Per standing research-mode discipline, no disclosure outreach happens during the research chain. When the chain calls “complete”:

  1. Vendor-side: BerriAI/LiteLLM should consider making the master-key requirement non-optional, OR shipping a warning banner when starting without LITELLM_MASTER_KEY set. This is the single highest-leverage change that would shrink the population-scale unauth rate.

  2. Operator-side: each of the ~500 individual operators needs coordinated disclosure. Likely batched via the VisorBishop output as the canonical input for the disclosure pipeline (see disclosures/send_drafts_api.py in this repo for the existing pipeline shape).

Methodology refinement

iter-6 is the first full-population sweep in the Phase 3 loop. Prior iters used the original Shodan corpora (which were themselves populations from manual Phase 1+2 work, not fresh harvests). The LiteLLM full sweep proves VisorBishop scales to population-class workloads.

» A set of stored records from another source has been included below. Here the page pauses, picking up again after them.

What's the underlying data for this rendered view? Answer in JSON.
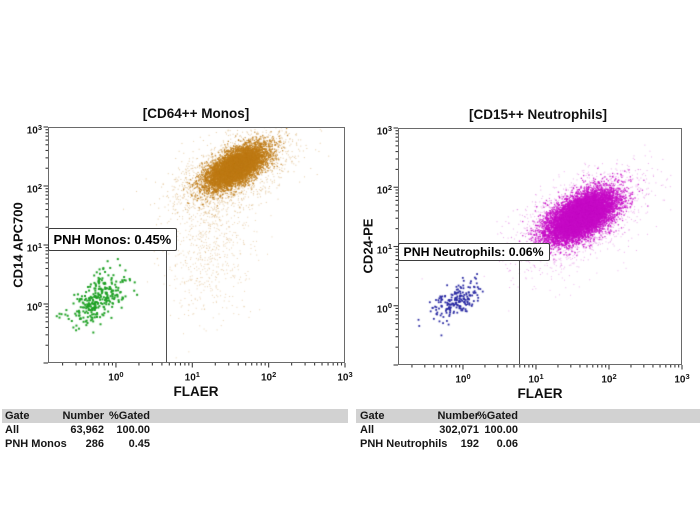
{
  "chart_data": [
    {
      "type": "scatter",
      "title": "[CD64++ Monos]",
      "xlabel": "FLAER",
      "ylabel": "CD14 APC700",
      "x_scale": "log",
      "y_scale": "log",
      "x_log_range": [
        -0.89,
        3
      ],
      "y_log_range": [
        -1,
        3
      ],
      "x_tick_exponents": [
        0,
        1,
        2,
        3
      ],
      "y_tick_exponents": [
        3,
        2,
        1,
        0
      ],
      "grid": false,
      "gate": {
        "label": "PNH Monos: 0.45%",
        "x_log_max": 0.67,
        "y_log_max": 0.92
      },
      "clusters": [
        {
          "name": "cd64-monos-core",
          "color": "#BE7A15",
          "n": 6500,
          "cx": 1.59,
          "cy": 2.33,
          "sMajor": 0.24,
          "sMinor": 0.115,
          "angle": 42,
          "size": 1.3,
          "alpha": 0.85
        },
        {
          "name": "cd64-monos-halo",
          "color": "#BE7A15",
          "n": 2100,
          "cx": 1.57,
          "cy": 2.27,
          "sMajor": 0.46,
          "sMinor": 0.24,
          "angle": 42,
          "size": 1.0,
          "alpha": 0.4
        },
        {
          "name": "cd64-monos-tail",
          "color": "#BE7A15",
          "n": 620,
          "cx": 1.24,
          "cy": 0.95,
          "sMajor": 0.6,
          "sMinor": 0.27,
          "angle": 88,
          "size": 1.0,
          "alpha": 0.33
        },
        {
          "name": "pnh-monos-events",
          "color": "#1FA125",
          "n": 286,
          "cx": -0.235,
          "cy": 0.07,
          "sMajor": 0.27,
          "sMinor": 0.14,
          "angle": 55,
          "size": 2.0,
          "alpha": 1
        }
      ]
    },
    {
      "type": "scatter",
      "title": "[CD15++ Neutrophils]",
      "xlabel": "FLAER",
      "ylabel": "CD24-PE",
      "x_scale": "log",
      "y_scale": "log",
      "x_log_range": [
        -0.89,
        3
      ],
      "y_log_range": [
        -1,
        3
      ],
      "x_tick_exponents": [
        0,
        1,
        2,
        3
      ],
      "y_tick_exponents": [
        3,
        2,
        1,
        0
      ],
      "grid": false,
      "gate": {
        "label": "PNH Neutrophils: 0.06%",
        "x_log_max": 0.79,
        "y_log_max": 0.77
      },
      "clusters": [
        {
          "name": "cd15-neutrophils-core",
          "color": "#C70CC7",
          "n": 10000,
          "cx": 1.63,
          "cy": 1.51,
          "sMajor": 0.28,
          "sMinor": 0.145,
          "angle": 40,
          "size": 1.3,
          "alpha": 0.85
        },
        {
          "name": "cd15-neutrophils-halo",
          "color": "#C70CC7",
          "n": 2200,
          "cx": 1.6,
          "cy": 1.47,
          "sMajor": 0.5,
          "sMinor": 0.26,
          "angle": 40,
          "size": 1.0,
          "alpha": 0.35
        },
        {
          "name": "cd15-neutrophils-drizzle",
          "color": "#C70CC7",
          "n": 70,
          "cx": 1.45,
          "cy": 0.75,
          "sMajor": 0.4,
          "sMinor": 0.3,
          "angle": 45,
          "size": 1.0,
          "alpha": 0.3
        },
        {
          "name": "pnh-neutrophils-events",
          "color": "#2A2AA3",
          "n": 192,
          "cx": -0.11,
          "cy": 0.05,
          "sMajor": 0.21,
          "sMinor": 0.11,
          "angle": 45,
          "size": 1.8,
          "alpha": 1
        }
      ]
    }
  ],
  "tables": [
    {
      "headers": [
        "Gate",
        "Number",
        "%Gated"
      ],
      "rows": [
        {
          "gate": "All",
          "number": "63,962",
          "pct": "100.00"
        },
        {
          "gate": "PNH Monos",
          "number": "286",
          "pct": "0.45"
        }
      ]
    },
    {
      "headers": [
        "Gate",
        "Number",
        "%Gated"
      ],
      "rows": [
        {
          "gate": "All",
          "number": "302,071",
          "pct": "100.00"
        },
        {
          "gate": "PNH Neutrophils",
          "number": "192",
          "pct": "0.06"
        }
      ]
    }
  ]
}
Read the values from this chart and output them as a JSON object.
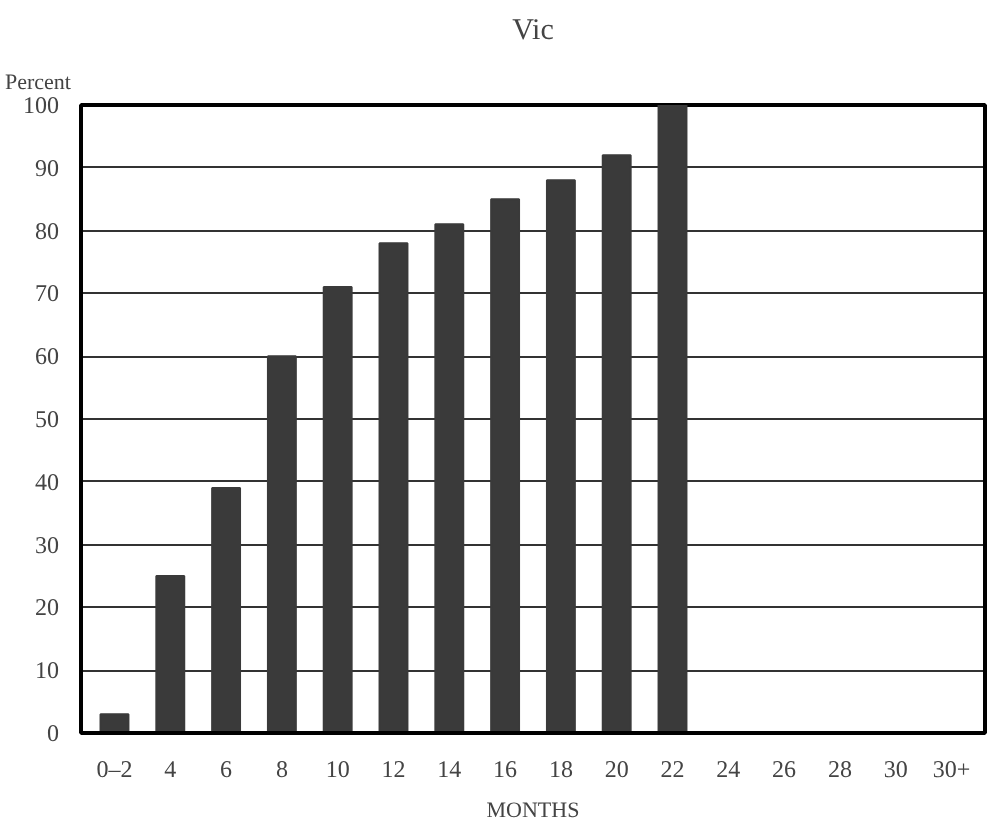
{
  "chart_data": {
    "type": "bar",
    "title": "Vic",
    "xlabel": "MONTHS",
    "ylabel": "Percent",
    "categories": [
      "0–2",
      "4",
      "6",
      "8",
      "10",
      "12",
      "14",
      "16",
      "18",
      "20",
      "22",
      "24",
      "26",
      "28",
      "30",
      "30+"
    ],
    "values": [
      3,
      25,
      39,
      60,
      71,
      78,
      81,
      85,
      88,
      92,
      100,
      null,
      null,
      null,
      null,
      null
    ],
    "color": "#3a3a3a",
    "ylim": [
      0,
      100
    ],
    "yticks": [
      0,
      10,
      20,
      30,
      40,
      50,
      60,
      70,
      80,
      90,
      100
    ],
    "grid": "y"
  }
}
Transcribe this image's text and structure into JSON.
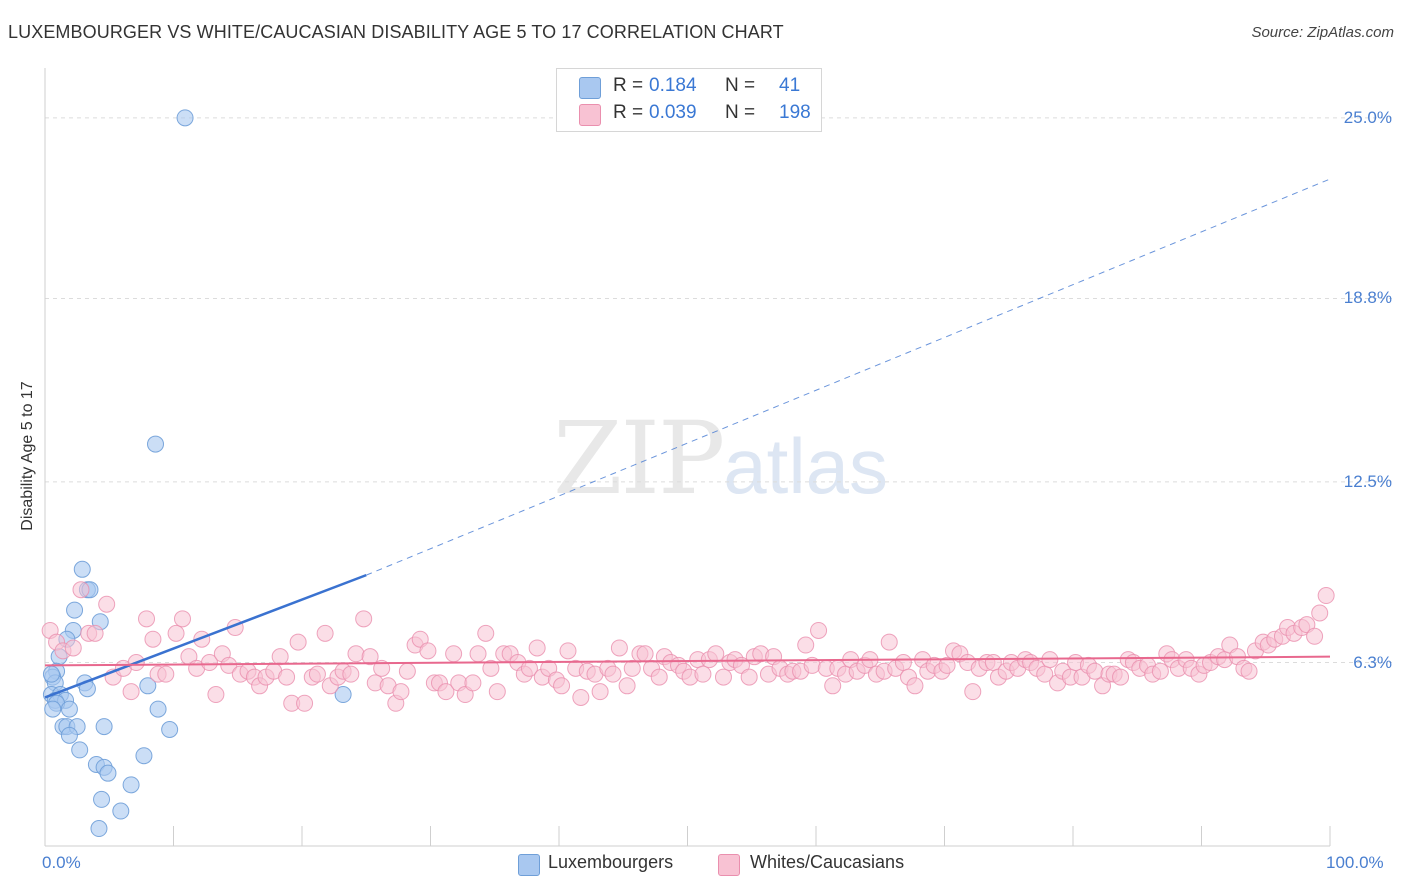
{
  "header": {
    "title": "LUXEMBOURGER VS WHITE/CAUCASIAN DISABILITY AGE 5 TO 17 CORRELATION CHART",
    "source": "Source: ZipAtlas.com"
  },
  "watermark": {
    "zip": "ZIP",
    "atlas": "atlas"
  },
  "legend": {
    "rows": [
      {
        "r_label": "R =",
        "r_value": "0.184",
        "n_label": "N =",
        "n_value": "41",
        "color": "#a9c8f0",
        "border": "#6f9fd8"
      },
      {
        "r_label": "R =",
        "r_value": "0.039",
        "n_label": "N =",
        "n_value": "198",
        "color": "#f8c2d3",
        "border": "#ea8fae"
      }
    ],
    "bottom": [
      {
        "label": "Luxembourgers",
        "color": "#a9c8f0",
        "border": "#6f9fd8"
      },
      {
        "label": "Whites/Caucasians",
        "color": "#f8c2d3",
        "border": "#ea8fae"
      }
    ]
  },
  "chart_data": {
    "type": "scatter",
    "title": "LUXEMBOURGER VS WHITE/CAUCASIAN DISABILITY AGE 5 TO 17 CORRELATION CHART",
    "xlabel": "",
    "ylabel": "Disability Age 5 to 17",
    "xlim": [
      0,
      100
    ],
    "ylim": [
      0,
      26.3
    ],
    "x_tick_labels": [
      "0.0%",
      "100.0%"
    ],
    "y_ticks": [
      6.3,
      12.5,
      18.8,
      25.0
    ],
    "y_tick_labels": [
      "6.3%",
      "12.5%",
      "18.8%",
      "25.0%"
    ],
    "grid": true,
    "series": [
      {
        "name": "Luxembourgers",
        "color": "#a9c8f0",
        "edge": "#6f9fd8",
        "trend": {
          "x0": 0,
          "y0": 5.1,
          "x1": 25,
          "y1": 9.3,
          "dash_to_x": 100,
          "dash_to_y": 22.9,
          "color": "#3a72d0"
        },
        "points": [
          [
            10.9,
            25.0
          ],
          [
            8.6,
            13.8
          ],
          [
            2.9,
            9.5
          ],
          [
            3.3,
            8.8
          ],
          [
            3.5,
            8.8
          ],
          [
            2.3,
            8.1
          ],
          [
            4.3,
            7.7
          ],
          [
            2.2,
            7.4
          ],
          [
            1.7,
            7.1
          ],
          [
            1.1,
            6.5
          ],
          [
            0.9,
            6.0
          ],
          [
            0.6,
            5.8
          ],
          [
            0.8,
            5.6
          ],
          [
            3.1,
            5.6
          ],
          [
            3.3,
            5.4
          ],
          [
            8.0,
            5.5
          ],
          [
            0.5,
            5.2
          ],
          [
            1.2,
            5.2
          ],
          [
            0.8,
            5.0
          ],
          [
            1.6,
            5.0
          ],
          [
            0.9,
            4.9
          ],
          [
            0.6,
            4.7
          ],
          [
            1.9,
            4.7
          ],
          [
            8.8,
            4.7
          ],
          [
            23.2,
            5.2
          ],
          [
            1.4,
            4.1
          ],
          [
            1.7,
            4.1
          ],
          [
            2.5,
            4.1
          ],
          [
            4.6,
            4.1
          ],
          [
            9.7,
            4.0
          ],
          [
            1.9,
            3.8
          ],
          [
            2.7,
            3.3
          ],
          [
            7.7,
            3.1
          ],
          [
            4.0,
            2.8
          ],
          [
            4.6,
            2.7
          ],
          [
            4.9,
            2.5
          ],
          [
            6.7,
            2.1
          ],
          [
            4.4,
            1.6
          ],
          [
            5.9,
            1.2
          ],
          [
            4.2,
            0.6
          ],
          [
            0.5,
            5.9
          ]
        ]
      },
      {
        "name": "Whites/Caucasians",
        "color": "#f8c2d3",
        "edge": "#ea8fae",
        "trend": {
          "x0": 0,
          "y0": 6.2,
          "x1": 100,
          "y1": 6.5,
          "color": "#e8688e"
        },
        "points": [
          [
            0.4,
            7.4
          ],
          [
            0.9,
            7.0
          ],
          [
            1.4,
            6.7
          ],
          [
            2.2,
            6.8
          ],
          [
            2.8,
            8.8
          ],
          [
            3.4,
            7.3
          ],
          [
            3.9,
            7.3
          ],
          [
            4.8,
            8.3
          ],
          [
            5.3,
            5.8
          ],
          [
            6.1,
            6.1
          ],
          [
            6.7,
            5.3
          ],
          [
            7.1,
            6.3
          ],
          [
            7.9,
            7.8
          ],
          [
            8.4,
            7.1
          ],
          [
            8.8,
            5.9
          ],
          [
            9.4,
            5.9
          ],
          [
            10.2,
            7.3
          ],
          [
            10.7,
            7.8
          ],
          [
            11.2,
            6.5
          ],
          [
            11.8,
            6.1
          ],
          [
            12.2,
            7.1
          ],
          [
            12.8,
            6.3
          ],
          [
            13.3,
            5.2
          ],
          [
            13.8,
            6.6
          ],
          [
            14.3,
            6.2
          ],
          [
            14.8,
            7.5
          ],
          [
            15.2,
            5.9
          ],
          [
            15.8,
            6.0
          ],
          [
            16.3,
            5.8
          ],
          [
            16.7,
            5.5
          ],
          [
            17.2,
            5.8
          ],
          [
            17.8,
            6.0
          ],
          [
            18.3,
            6.5
          ],
          [
            18.8,
            5.8
          ],
          [
            19.2,
            4.9
          ],
          [
            19.7,
            7.0
          ],
          [
            20.2,
            4.9
          ],
          [
            20.8,
            5.8
          ],
          [
            21.2,
            5.9
          ],
          [
            21.8,
            7.3
          ],
          [
            22.2,
            5.5
          ],
          [
            22.8,
            5.8
          ],
          [
            23.2,
            6.0
          ],
          [
            23.8,
            5.9
          ],
          [
            24.2,
            6.6
          ],
          [
            24.8,
            7.8
          ],
          [
            25.3,
            6.5
          ],
          [
            25.7,
            5.6
          ],
          [
            26.2,
            6.1
          ],
          [
            26.7,
            5.5
          ],
          [
            27.3,
            4.9
          ],
          [
            27.7,
            5.3
          ],
          [
            28.2,
            6.0
          ],
          [
            28.8,
            6.9
          ],
          [
            29.2,
            7.1
          ],
          [
            29.8,
            6.7
          ],
          [
            30.3,
            5.6
          ],
          [
            30.7,
            5.6
          ],
          [
            31.2,
            5.3
          ],
          [
            31.8,
            6.6
          ],
          [
            32.2,
            5.6
          ],
          [
            32.7,
            5.2
          ],
          [
            33.3,
            5.6
          ],
          [
            33.7,
            6.6
          ],
          [
            34.3,
            7.3
          ],
          [
            34.7,
            6.1
          ],
          [
            35.2,
            5.3
          ],
          [
            35.7,
            6.6
          ],
          [
            36.2,
            6.6
          ],
          [
            36.8,
            6.3
          ],
          [
            37.3,
            5.9
          ],
          [
            37.7,
            6.1
          ],
          [
            38.3,
            6.8
          ],
          [
            38.7,
            5.8
          ],
          [
            39.2,
            6.1
          ],
          [
            39.8,
            5.7
          ],
          [
            40.2,
            5.5
          ],
          [
            40.7,
            6.7
          ],
          [
            41.3,
            6.1
          ],
          [
            41.7,
            5.1
          ],
          [
            42.2,
            6.0
          ],
          [
            42.8,
            5.9
          ],
          [
            43.2,
            5.3
          ],
          [
            43.8,
            6.1
          ],
          [
            44.2,
            5.9
          ],
          [
            44.7,
            6.8
          ],
          [
            45.3,
            5.5
          ],
          [
            45.7,
            6.1
          ],
          [
            46.3,
            6.6
          ],
          [
            46.7,
            6.6
          ],
          [
            47.2,
            6.1
          ],
          [
            47.8,
            5.8
          ],
          [
            48.2,
            6.5
          ],
          [
            48.7,
            6.3
          ],
          [
            49.3,
            6.2
          ],
          [
            49.7,
            6.0
          ],
          [
            50.2,
            5.8
          ],
          [
            50.8,
            6.4
          ],
          [
            51.2,
            5.9
          ],
          [
            51.7,
            6.4
          ],
          [
            52.2,
            6.6
          ],
          [
            52.8,
            5.8
          ],
          [
            53.3,
            6.3
          ],
          [
            53.7,
            6.4
          ],
          [
            54.2,
            6.2
          ],
          [
            54.8,
            5.8
          ],
          [
            55.2,
            6.5
          ],
          [
            55.7,
            6.6
          ],
          [
            56.3,
            5.9
          ],
          [
            56.7,
            6.5
          ],
          [
            57.2,
            6.1
          ],
          [
            57.8,
            5.9
          ],
          [
            58.2,
            6.0
          ],
          [
            58.8,
            6.0
          ],
          [
            59.2,
            6.9
          ],
          [
            59.7,
            6.2
          ],
          [
            60.2,
            7.4
          ],
          [
            60.8,
            6.1
          ],
          [
            61.3,
            5.5
          ],
          [
            61.7,
            6.1
          ],
          [
            62.3,
            5.9
          ],
          [
            62.7,
            6.4
          ],
          [
            63.2,
            6.0
          ],
          [
            63.8,
            6.2
          ],
          [
            64.2,
            6.4
          ],
          [
            64.7,
            5.9
          ],
          [
            65.3,
            6.0
          ],
          [
            65.7,
            7.0
          ],
          [
            66.2,
            6.1
          ],
          [
            66.8,
            6.3
          ],
          [
            67.2,
            5.8
          ],
          [
            67.7,
            5.5
          ],
          [
            68.3,
            6.4
          ],
          [
            68.7,
            6.0
          ],
          [
            69.2,
            6.2
          ],
          [
            69.8,
            6.0
          ],
          [
            70.2,
            6.2
          ],
          [
            70.7,
            6.7
          ],
          [
            71.2,
            6.6
          ],
          [
            71.8,
            6.3
          ],
          [
            72.2,
            5.3
          ],
          [
            72.7,
            6.1
          ],
          [
            73.3,
            6.3
          ],
          [
            73.8,
            6.3
          ],
          [
            74.2,
            5.8
          ],
          [
            74.8,
            6.0
          ],
          [
            75.2,
            6.3
          ],
          [
            75.7,
            6.1
          ],
          [
            76.3,
            6.4
          ],
          [
            76.7,
            6.3
          ],
          [
            77.2,
            6.1
          ],
          [
            77.8,
            5.9
          ],
          [
            78.2,
            6.4
          ],
          [
            78.8,
            5.6
          ],
          [
            79.2,
            6.0
          ],
          [
            79.8,
            5.8
          ],
          [
            80.2,
            6.3
          ],
          [
            80.7,
            5.8
          ],
          [
            81.2,
            6.2
          ],
          [
            81.7,
            6.0
          ],
          [
            82.3,
            5.5
          ],
          [
            82.8,
            5.9
          ],
          [
            83.2,
            5.9
          ],
          [
            83.7,
            5.8
          ],
          [
            84.3,
            6.4
          ],
          [
            84.7,
            6.3
          ],
          [
            85.2,
            6.1
          ],
          [
            85.8,
            6.2
          ],
          [
            86.2,
            5.9
          ],
          [
            86.8,
            6.0
          ],
          [
            87.3,
            6.6
          ],
          [
            87.7,
            6.4
          ],
          [
            88.2,
            6.1
          ],
          [
            88.8,
            6.4
          ],
          [
            89.2,
            6.1
          ],
          [
            89.8,
            5.9
          ],
          [
            90.2,
            6.2
          ],
          [
            90.7,
            6.3
          ],
          [
            91.3,
            6.5
          ],
          [
            91.8,
            6.4
          ],
          [
            92.2,
            6.9
          ],
          [
            92.8,
            6.5
          ],
          [
            93.3,
            6.1
          ],
          [
            93.7,
            6.0
          ],
          [
            94.2,
            6.7
          ],
          [
            94.8,
            7.0
          ],
          [
            95.2,
            6.9
          ],
          [
            95.7,
            7.1
          ],
          [
            96.3,
            7.2
          ],
          [
            96.7,
            7.5
          ],
          [
            97.2,
            7.3
          ],
          [
            97.8,
            7.5
          ],
          [
            98.2,
            7.6
          ],
          [
            98.8,
            7.2
          ],
          [
            99.2,
            8.0
          ],
          [
            99.7,
            8.6
          ]
        ]
      }
    ]
  }
}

The right shape going forward: every platform fingerprint should get both an initial-sample sweep (50-500 hosts to validate the prober) AND a full-population sweep when the prober is mature.

Next steps

  1. iter-1/2/3/4/5: platform + port expansion
  2. iter-6: full LiteLLM 5,391-host sweep ✓ (this case study)
  3. Methodology Insight #14, #15 final writeups, yield-vs-port-class alignment + dork-hits ≠ instances
  4. Phase 4 (web UI), visorBishop dashboard with cross-platform attribution
  5. Disclosure-routing pipeline for the cumulative iter-1..6 findings (283 unauth LiteLLM ready for BerriAI vendor disclosure + per-operator outreach)

Evidence pack

~/recon/2026-05-10-llm-sweep/visorbishop-results/iter6/

  • litellm-full.json (1.4MB) / .csv. 5,391-host full LiteLLM sweep
  • critical-top100.tsv: 100 highest-yield critical hosts with attribution
  • critical-all.tsv: full 283-host critical inventory
  • litellm-full.log: sweep stderr (~69KB; mostly TLS handshake noise)

~/recon/2026-05-10-llm-sweep/iter5/

  • litellm-full.json.gz: 89MB Shodan harvest (5,408 records)
  • litellm-full-urls.txt: 5,391 deduplicated URLs
  • litellm-attribution.tsv: ip:port → (hostnames, org, country, isp) lookup

~/recon/2026-05-10-llm-sweep/iter6-triage.py. Reusable triage helper that joins VisorBishop output to the Shodan attribution data.